"They say the next big thing is here,
that the revolution's near,
but to me it seems quite clear
that it's all just a little bit of history repeating."
- From the song "History Repeating," by The Propellerheads featuring Shirley Bassey
"We will not go down this road again if there is any way I can prevent it at all. There's some real lessons to be learned in this. Protocols will certainly be tightened up as a result of it."
That sounds like Justice Minister Tom Marshall commenting on the resignation of former judge Don Singleton, doesn't it?
Singleton was compelled to give up his plum provincial court judgeship this week before he'd even had time to don his court robes, when it was discovered he hadn't disclosed a 1990 drunk-driving conviction on his record. Two other DUI charges from the late 1980s did not result in convictions; one was dismissed, the other withdrawn.
He'd only held the job since Dec. 23 and hadn't even heard any cases - he was supposed to take his place on the bench in Grand Falls-Windsor on Feb. 9.
Singleton did disclose that he was convicted in 2005 for illegally buying duty-free alcohol, even though he received an absolute discharge in that case, which means the conviction doesn't appear on his criminal record.
Because the judicial council that vets applicants for provincial court judgeships doesn't routinely check the criminal records of judicial candidates, Singleton's failure to disclose his 1990 conviction might never have been discovered if journalists hadn't been interested in the well-known Tory supporter's appointment to provincial court.
CBC reporter David Cochrane was the first to break the news.
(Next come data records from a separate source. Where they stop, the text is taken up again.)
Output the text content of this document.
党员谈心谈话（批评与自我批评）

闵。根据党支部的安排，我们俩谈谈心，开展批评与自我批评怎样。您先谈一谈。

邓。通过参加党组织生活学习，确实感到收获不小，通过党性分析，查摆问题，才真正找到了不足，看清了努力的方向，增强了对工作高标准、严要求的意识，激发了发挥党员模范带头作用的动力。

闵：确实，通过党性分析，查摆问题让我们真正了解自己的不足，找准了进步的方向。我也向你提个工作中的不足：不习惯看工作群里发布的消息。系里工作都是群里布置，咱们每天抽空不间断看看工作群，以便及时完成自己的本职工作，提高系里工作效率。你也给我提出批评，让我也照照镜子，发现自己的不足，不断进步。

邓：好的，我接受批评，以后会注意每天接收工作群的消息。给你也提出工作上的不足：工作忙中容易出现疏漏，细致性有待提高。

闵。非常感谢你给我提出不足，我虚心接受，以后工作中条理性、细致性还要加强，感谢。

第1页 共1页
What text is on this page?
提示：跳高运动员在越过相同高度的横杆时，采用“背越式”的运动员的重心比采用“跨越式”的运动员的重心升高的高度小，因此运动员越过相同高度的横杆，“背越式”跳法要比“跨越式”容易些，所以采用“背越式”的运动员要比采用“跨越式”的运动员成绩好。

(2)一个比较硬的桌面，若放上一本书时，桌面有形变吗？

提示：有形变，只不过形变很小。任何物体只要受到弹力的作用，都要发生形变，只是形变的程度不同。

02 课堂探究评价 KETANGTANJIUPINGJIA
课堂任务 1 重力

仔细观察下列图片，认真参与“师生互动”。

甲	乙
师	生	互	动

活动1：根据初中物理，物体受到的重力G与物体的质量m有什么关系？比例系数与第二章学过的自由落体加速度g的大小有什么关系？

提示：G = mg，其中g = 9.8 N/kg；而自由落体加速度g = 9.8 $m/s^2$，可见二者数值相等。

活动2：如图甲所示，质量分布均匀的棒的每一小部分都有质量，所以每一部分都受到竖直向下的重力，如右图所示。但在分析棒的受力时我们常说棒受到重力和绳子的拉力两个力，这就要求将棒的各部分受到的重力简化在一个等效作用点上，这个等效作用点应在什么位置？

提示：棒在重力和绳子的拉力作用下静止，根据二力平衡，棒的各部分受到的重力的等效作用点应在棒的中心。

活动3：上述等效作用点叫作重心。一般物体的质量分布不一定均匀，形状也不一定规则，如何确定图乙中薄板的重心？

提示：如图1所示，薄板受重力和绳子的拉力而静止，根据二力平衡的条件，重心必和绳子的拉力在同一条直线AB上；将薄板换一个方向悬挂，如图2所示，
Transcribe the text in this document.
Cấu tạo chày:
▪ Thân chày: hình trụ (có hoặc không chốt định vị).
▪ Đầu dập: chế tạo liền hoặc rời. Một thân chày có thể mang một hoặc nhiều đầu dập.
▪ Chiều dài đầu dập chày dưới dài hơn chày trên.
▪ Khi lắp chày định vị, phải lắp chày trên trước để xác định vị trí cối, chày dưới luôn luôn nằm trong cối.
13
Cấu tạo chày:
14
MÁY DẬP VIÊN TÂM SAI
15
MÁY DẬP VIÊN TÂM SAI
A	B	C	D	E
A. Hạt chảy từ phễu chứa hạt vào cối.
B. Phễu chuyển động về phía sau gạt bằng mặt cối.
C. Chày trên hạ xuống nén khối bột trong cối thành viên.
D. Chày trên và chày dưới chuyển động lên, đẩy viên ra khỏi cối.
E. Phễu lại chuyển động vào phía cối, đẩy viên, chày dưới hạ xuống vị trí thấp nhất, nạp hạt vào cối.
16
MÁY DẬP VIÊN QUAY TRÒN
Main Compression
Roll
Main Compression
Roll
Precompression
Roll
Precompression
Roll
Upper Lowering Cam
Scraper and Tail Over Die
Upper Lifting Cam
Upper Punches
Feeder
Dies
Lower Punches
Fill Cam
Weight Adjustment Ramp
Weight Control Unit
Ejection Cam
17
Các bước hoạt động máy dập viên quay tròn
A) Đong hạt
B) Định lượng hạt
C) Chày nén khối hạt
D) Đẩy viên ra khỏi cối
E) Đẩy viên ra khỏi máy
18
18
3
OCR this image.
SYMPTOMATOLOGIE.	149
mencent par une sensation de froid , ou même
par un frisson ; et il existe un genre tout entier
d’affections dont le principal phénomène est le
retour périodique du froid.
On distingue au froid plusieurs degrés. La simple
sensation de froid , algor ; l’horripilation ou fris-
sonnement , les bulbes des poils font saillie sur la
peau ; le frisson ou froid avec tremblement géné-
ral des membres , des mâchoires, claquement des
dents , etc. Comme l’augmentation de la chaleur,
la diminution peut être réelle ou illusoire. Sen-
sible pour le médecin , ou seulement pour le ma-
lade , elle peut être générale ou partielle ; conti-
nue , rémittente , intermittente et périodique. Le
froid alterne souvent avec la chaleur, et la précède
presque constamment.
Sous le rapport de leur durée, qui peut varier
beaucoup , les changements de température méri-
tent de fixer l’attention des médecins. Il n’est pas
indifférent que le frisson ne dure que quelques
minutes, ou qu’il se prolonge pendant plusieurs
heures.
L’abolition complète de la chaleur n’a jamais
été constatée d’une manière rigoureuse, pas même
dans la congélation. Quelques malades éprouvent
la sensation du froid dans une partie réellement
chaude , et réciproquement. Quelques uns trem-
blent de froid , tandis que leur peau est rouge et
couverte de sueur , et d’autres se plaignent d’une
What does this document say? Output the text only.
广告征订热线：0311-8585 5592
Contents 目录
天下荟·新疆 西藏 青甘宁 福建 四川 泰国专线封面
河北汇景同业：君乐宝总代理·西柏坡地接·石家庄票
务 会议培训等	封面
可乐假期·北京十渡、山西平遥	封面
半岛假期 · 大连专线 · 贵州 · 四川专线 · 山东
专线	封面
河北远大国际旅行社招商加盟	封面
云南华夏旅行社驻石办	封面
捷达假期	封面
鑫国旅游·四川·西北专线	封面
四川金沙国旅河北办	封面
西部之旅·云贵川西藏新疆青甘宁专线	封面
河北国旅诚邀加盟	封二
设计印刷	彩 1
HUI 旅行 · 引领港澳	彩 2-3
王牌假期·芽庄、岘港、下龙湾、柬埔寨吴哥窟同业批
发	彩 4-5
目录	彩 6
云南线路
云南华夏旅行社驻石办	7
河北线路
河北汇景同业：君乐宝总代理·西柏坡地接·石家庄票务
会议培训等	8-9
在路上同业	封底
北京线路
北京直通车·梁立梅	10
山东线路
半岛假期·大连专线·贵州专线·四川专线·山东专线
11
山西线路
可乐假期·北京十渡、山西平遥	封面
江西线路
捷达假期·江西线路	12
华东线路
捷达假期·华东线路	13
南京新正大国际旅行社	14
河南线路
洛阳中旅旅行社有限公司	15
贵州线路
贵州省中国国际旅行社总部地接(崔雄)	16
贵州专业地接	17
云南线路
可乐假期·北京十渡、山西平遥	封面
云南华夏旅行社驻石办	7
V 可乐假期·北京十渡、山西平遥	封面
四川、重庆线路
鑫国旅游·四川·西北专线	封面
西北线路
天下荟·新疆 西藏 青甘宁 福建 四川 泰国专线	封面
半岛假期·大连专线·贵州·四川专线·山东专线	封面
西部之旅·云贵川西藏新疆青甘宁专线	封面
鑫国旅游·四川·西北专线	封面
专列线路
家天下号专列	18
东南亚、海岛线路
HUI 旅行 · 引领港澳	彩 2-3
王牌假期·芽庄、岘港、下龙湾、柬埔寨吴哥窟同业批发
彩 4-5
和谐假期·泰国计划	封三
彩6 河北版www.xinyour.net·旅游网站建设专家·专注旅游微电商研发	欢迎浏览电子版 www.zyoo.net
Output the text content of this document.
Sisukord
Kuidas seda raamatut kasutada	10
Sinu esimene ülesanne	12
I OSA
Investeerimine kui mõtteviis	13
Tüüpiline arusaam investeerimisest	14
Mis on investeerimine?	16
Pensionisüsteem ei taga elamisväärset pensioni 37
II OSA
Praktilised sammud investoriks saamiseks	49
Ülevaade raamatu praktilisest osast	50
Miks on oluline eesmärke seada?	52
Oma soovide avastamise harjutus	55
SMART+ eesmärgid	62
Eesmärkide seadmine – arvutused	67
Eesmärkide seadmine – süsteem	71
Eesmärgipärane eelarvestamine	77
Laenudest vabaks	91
As a result, criminal record checks will become a routine part of the judicial vetting process now that the so-called "honour system" has been shown not to work so well, particularly if a candidate's honour is debatable.
And the quote at the beginning of this column?
While it may sound like something you'd have expected the justice minister to say in light of the Singleton controversy, those words were actually uttered by the then-innovation minister, Kathy Dunderdale, in October 2005 after the media discovered flaws in other government protocols where the public should have been able to reasonably expect that due diligence was being done.
In that case, The Telegram's Rob Antle had revealed several instances where simple background checks on companies that received government aid would have shown they had dubious reputations, if the government had bothered to do its homework.
In the wake of the newspaper's revelations, the government beefed up its background checks of firms looking for grants or attempting to qualify for government incentive programs.
Then, as in the Singleton affair, it was the diligence of the media which prompted procedural reform.
And then, as now, it was patently obvious that this government needs to work harder at getting its ducks in a row.
"Mr. Singleton's professional abilities and his life experience make him well suited for his new role as a judge of the provincial court," Justice Minister Tom Marshall said in the Dec. 23 news release announcing the appointment.
"I have every confidence that he will exercise sound judgment in the cases that appear before him."
Given Singleton's failure to disclose his drunk-driving conviction, I'm not sure I'd agree with Marshall that he was "well-suited" to be a judge, despite his protestations that the criminal conviction merely slipped his mind. Surely anyone with a penchant for handing out justice would have remembered their own brushes with the system.
And did we mention the fact that Singleton has only been a lawyer for 11 years? According to the provincial government, 10 years' experience is enough to become a judge. Here at The Telegram, that amount of service will just about get you four weeks' vacation.
What is passing strange about the Danny Williams administration is its determination to act hastily based on poor information, and its inability to make wise choices based on good information and sound recommendations.
Funny thing is, the outcome of all these choices is the same: embarrassment.
In 2004, the government entered into a joint-venture agreement with a Sino Energy consortium to possibly develop the Lower Churchill, and The Telegram discovered the company had been sanctioned by the U.S. State Department for potentially violating chemical and biological weapons laws.
In 2008, the government refuses the recommendation of the presidential search committee at Memorial University - raising questions about university autonomy - and winds up damaging the reputation of MUN which, incidentally, continues to be run quite ably in an acting capacity by one of the very presidential candidates the government rejected.
In 2009, the government appoints a judge without thoroughly checking his references, and now finds itself looking for another candidate.
Does anyone see a pattern here?
In November, in announcing the province's new "have" status, Danny Williams boasted that the era of Newfie jokes was now past us.
Sadly, given this latest blunder, it seems his government is intent on perpetuating them.